The complexity comes from two things: the styling (boxes around progress links, none around 'aside' links, glowing words to represent runes), and the way that each character has a unique reaction to each item you carry.
+Polish: Very complex and smooth.
+Descriptive: Rich writing
-Interactivity: While there are some clues, it felt mostly like searching over and over for the right person to talk to.
+Emotional impact: It was unsettling
-Would I play again? It was good for a short game, but I think once is enough.
This game is thought-provoking, and I don't know quite how I feel about it one way or another.
At its core, it's a character generator with 10 options per choice. It's very short, with more than half the play time (for me) dedicated to the achingly slow text in the opening few screens.
It's posited as a generator for the Lost Boys from Peter Pan.
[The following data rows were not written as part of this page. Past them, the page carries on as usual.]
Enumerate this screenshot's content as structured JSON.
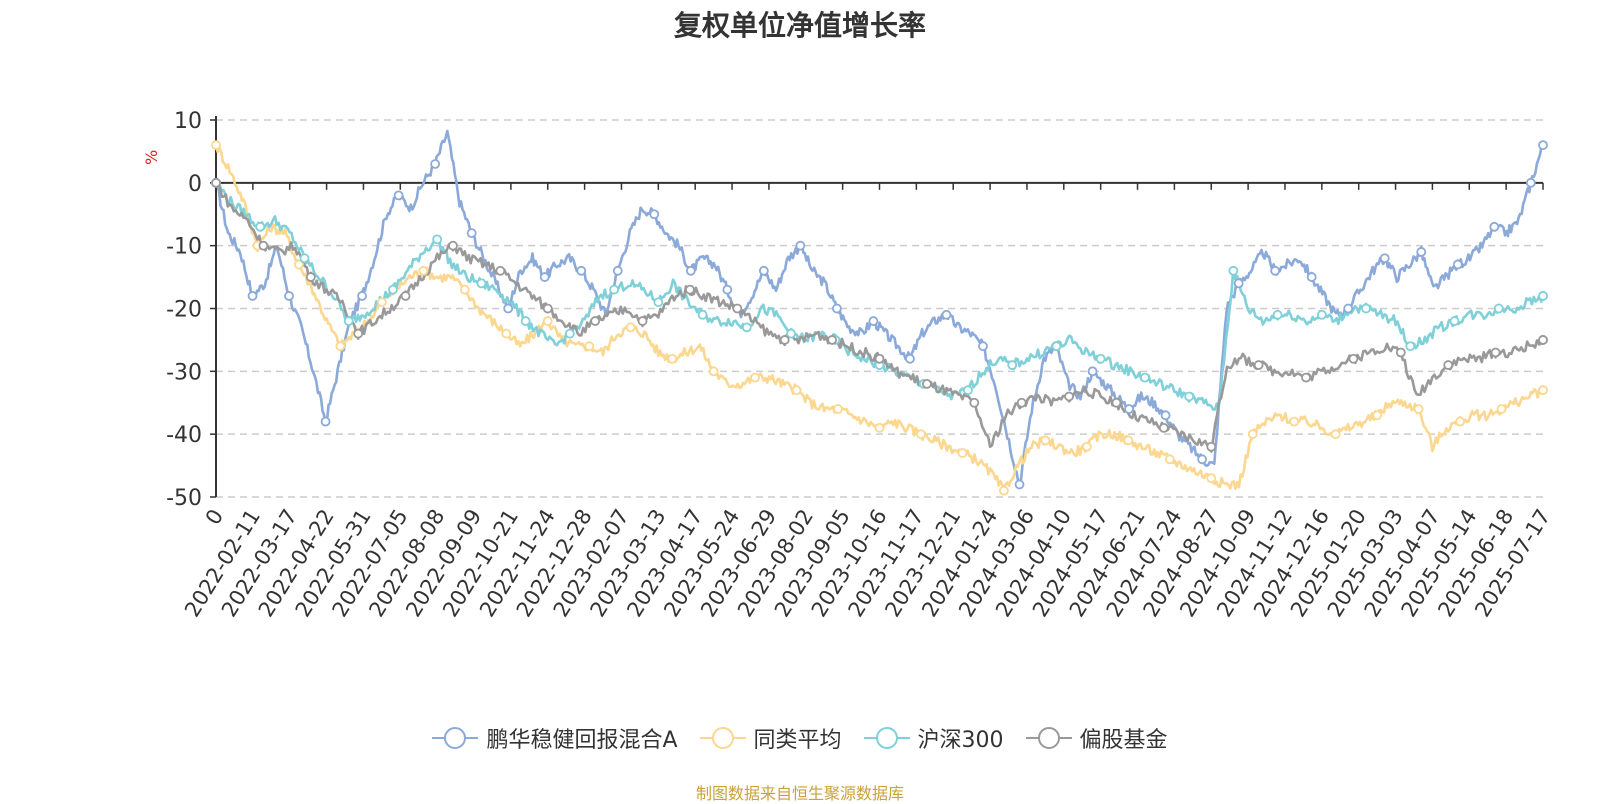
{
  "chart_data": {
    "type": "line",
    "title": "复权单位净值增长率",
    "ylabel": "%",
    "ylim": [
      -50,
      10
    ],
    "yticks": [
      10,
      0,
      -10,
      -20,
      -30,
      -40,
      -50
    ],
    "xticks": [
      "0",
      "2022-02-11",
      "2022-03-17",
      "2022-04-22",
      "2022-05-31",
      "2022-07-05",
      "2022-08-08",
      "2022-09-09",
      "2022-10-21",
      "2022-11-24",
      "2022-12-28",
      "2023-02-07",
      "2023-03-13",
      "2023-04-17",
      "2023-05-24",
      "2023-06-29",
      "2023-08-02",
      "2023-09-05",
      "2023-10-16",
      "2023-11-17",
      "2023-12-21",
      "2024-01-24",
      "2024-03-06",
      "2024-04-10",
      "2024-05-17",
      "2024-06-21",
      "2024-07-24",
      "2024-08-27",
      "2024-10-09",
      "2024-11-12",
      "2024-12-16",
      "2025-01-20",
      "2025-03-03",
      "2025-04-07",
      "2025-05-14",
      "2025-06-18",
      "2025-07-17"
    ],
    "grid": true,
    "legend_position": "bottom",
    "series": [
      {
        "name": "鹏华稳健回报混合A",
        "color": "#8ba9d9",
        "values": [
          0,
          -8,
          -11,
          -18,
          -16,
          -10,
          -18,
          -23,
          -30,
          -38,
          -30,
          -22,
          -18,
          -12,
          -5,
          -2,
          -4,
          0,
          3,
          8,
          -3,
          -8,
          -12,
          -16,
          -20,
          -14,
          -12,
          -15,
          -13,
          -12,
          -14,
          -17,
          -21,
          -14,
          -8,
          -4,
          -5,
          -8,
          -10,
          -14,
          -12,
          -13,
          -17,
          -21,
          -18,
          -14,
          -17,
          -12,
          -10,
          -14,
          -16,
          -20,
          -23,
          -24,
          -22,
          -24,
          -26,
          -28,
          -24,
          -22,
          -21,
          -23,
          -24,
          -26,
          -32,
          -40,
          -48,
          -36,
          -28,
          -26,
          -32,
          -34,
          -30,
          -32,
          -34,
          -36,
          -34,
          -35,
          -37,
          -40,
          -42,
          -44,
          -45,
          -20,
          -16,
          -14,
          -11,
          -14,
          -13,
          -12,
          -15,
          -18,
          -21,
          -20,
          -17,
          -14,
          -12,
          -15,
          -13,
          -11,
          -17,
          -15,
          -13,
          -12,
          -10,
          -7,
          -8,
          -6,
          0,
          6
        ]
      },
      {
        "name": "同类平均",
        "color": "#fbd78f",
        "values": [
          6,
          2,
          -3,
          -10,
          -7,
          -8,
          -13,
          -17,
          -22,
          -26,
          -24,
          -22,
          -19,
          -17,
          -15,
          -14,
          -15,
          -15,
          -17,
          -20,
          -22,
          -24,
          -26,
          -24,
          -22,
          -25,
          -26,
          -26,
          -27,
          -24,
          -23,
          -24,
          -27,
          -28,
          -27,
          -26,
          -30,
          -32,
          -32,
          -31,
          -31,
          -32,
          -33,
          -35,
          -36,
          -36,
          -37,
          -38,
          -39,
          -38,
          -39,
          -40,
          -41,
          -42,
          -43,
          -44,
          -46,
          -49,
          -45,
          -42,
          -41,
          -42,
          -43,
          -42,
          -40,
          -40,
          -41,
          -42,
          -43,
          -44,
          -45,
          -46,
          -47,
          -48,
          -48,
          -40,
          -38,
          -37,
          -38,
          -38,
          -39,
          -40,
          -39,
          -38,
          -37,
          -35,
          -35,
          -36,
          -42,
          -39,
          -38,
          -37,
          -37,
          -36,
          -35,
          -34,
          -33
        ]
      },
      {
        "name": "沪深300",
        "color": "#7fd0d8",
        "values": [
          0,
          -3,
          -5,
          -7,
          -6,
          -8,
          -12,
          -15,
          -18,
          -22,
          -21,
          -19,
          -17,
          -14,
          -11,
          -9,
          -13,
          -15,
          -16,
          -17,
          -19,
          -22,
          -24,
          -26,
          -24,
          -22,
          -18,
          -17,
          -16,
          -17,
          -19,
          -16,
          -19,
          -21,
          -22,
          -22,
          -23,
          -20,
          -21,
          -24,
          -25,
          -24,
          -25,
          -27,
          -28,
          -29,
          -30,
          -31,
          -32,
          -33,
          -34,
          -33,
          -30,
          -28,
          -29,
          -28,
          -27,
          -26,
          -25,
          -27,
          -28,
          -29,
          -30,
          -31,
          -32,
          -33,
          -34,
          -35,
          -36,
          -14,
          -20,
          -22,
          -21,
          -21,
          -22,
          -21,
          -22,
          -20,
          -20,
          -21,
          -22,
          -26,
          -25,
          -23,
          -22,
          -21,
          -21,
          -20,
          -20,
          -19,
          -18
        ]
      },
      {
        "name": "偏股基金",
        "color": "#999999",
        "values": [
          0,
          -4,
          -6,
          -10,
          -11,
          -10,
          -15,
          -17,
          -19,
          -24,
          -22,
          -20,
          -18,
          -15,
          -12,
          -10,
          -12,
          -13,
          -14,
          -16,
          -18,
          -20,
          -22,
          -24,
          -22,
          -21,
          -20,
          -22,
          -21,
          -18,
          -17,
          -18,
          -19,
          -20,
          -22,
          -24,
          -25,
          -25,
          -24,
          -25,
          -26,
          -27,
          -28,
          -30,
          -31,
          -32,
          -33,
          -34,
          -35,
          -42,
          -37,
          -35,
          -34,
          -35,
          -34,
          -33,
          -34,
          -35,
          -37,
          -38,
          -39,
          -40,
          -41,
          -42,
          -29,
          -28,
          -29,
          -30,
          -30,
          -31,
          -30,
          -29,
          -28,
          -27,
          -26,
          -27,
          -34,
          -31,
          -29,
          -28,
          -28,
          -27,
          -27,
          -26,
          -25
        ]
      }
    ]
  },
  "source_note": "制图数据来自恒生聚源数据库"
}
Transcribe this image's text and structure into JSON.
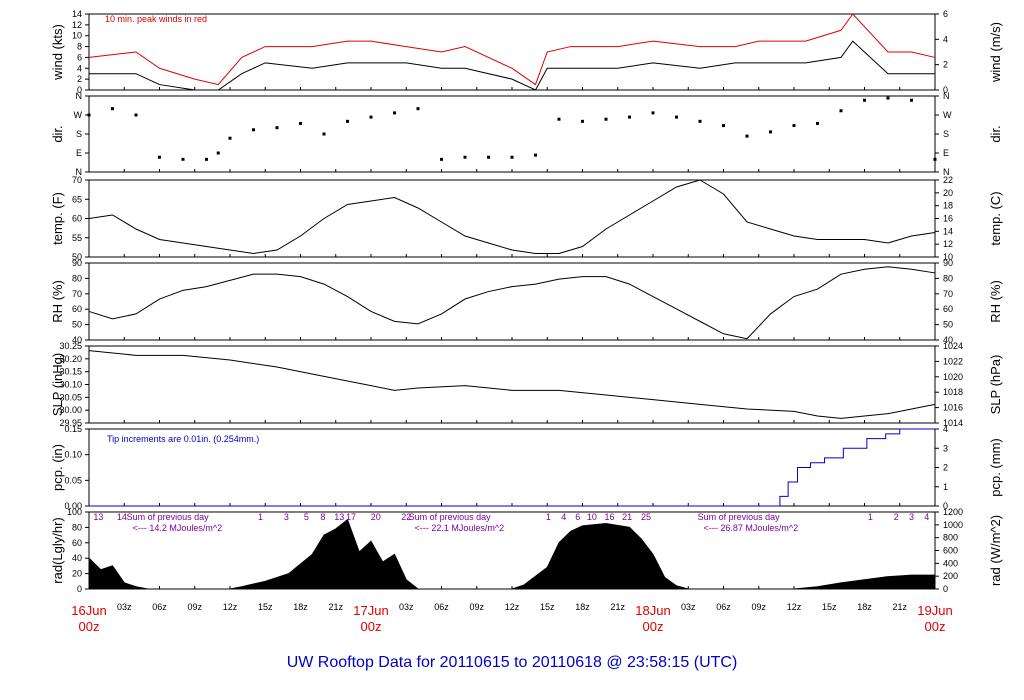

However, it always ends up with a darker twist:
(Spoiler - click to show)you are actually creating white supremacists.. The game ends with a scene from your character's childhood, now with a different shade of meaning from the opening scenes.
Production-wise, this is excellent styling, music and css animations, the kind you'd expect from the author of Babyface.
Content-wise, I'm torn. On the one hand, the feeling I get from the game is that (Spoiler - click to show)it 'others' the white supremacists by making them seem like creatures very different from us, the reader, someone with with we have no connection and no relation. I worry that that hides the deeper issues, as I feel like most white supremacy is hidden inside otherwise-normal looking people, and by relegating it to the 'frightening other' in media we neglect looking within ourselves. On the other hand, the narrative is designed in a way to humanize its characters and track their journey, so maybe I'm wrong.
The other issue I think about is the way some things are lumped together. For instance, I know (Spoiler - click to show)many white supremacists, if not the majority, use religion as a pretext. But not all people espousing Christian values are supremacists or terrorists; in fact, white people are less likely to be Christian than either black or hispanic people in the US.
Both of my objections are framed from my own perspective and stem from my own interpretation of the piece, so I can't say it's anything related to the author's intent. Still, it was interesting.
+Polish: It was very polished.
+Descriptive: The text is well-written.
-Interactivity: The slower opening was a bit offputting, and the many menus made me feel like I somehow had less freedom from so many indistinguishable options.
+Emotional impact: It made me feel a lot of different things.
-Would I play again? Technically I did play again once, just to remind myself before writing the review, but I think this is more or less a one-shot game.
This is a game seemingly designed to be inscrutable. The prose is dense and hard to comprehend, and the structure in the opening sequence is a series of almost randomly highlighted words that lead to musings on those words or the reason you selected them.
Overall, I’m not quite sure if the author succeeded in their goal. Was it contemplation about our place in the universe and its effects? Was it poetry? Was it a meditation on life? I’m not really sure.
And what effect did the Thief have on others? Make them believe only the Thief mattered/existed? I’m not sure what that means.
+Polish: I didn't see any errors.
-Descriptiveness: I found the text vague and imprecise.
-Interactivity: In the first section, it's hard to know what to pick; in the latter portion, there's only one thing to pick.
-Emotional impact: This game didn't land for me.
+Would I play again? I might take it for another spin in the future to get more impressions.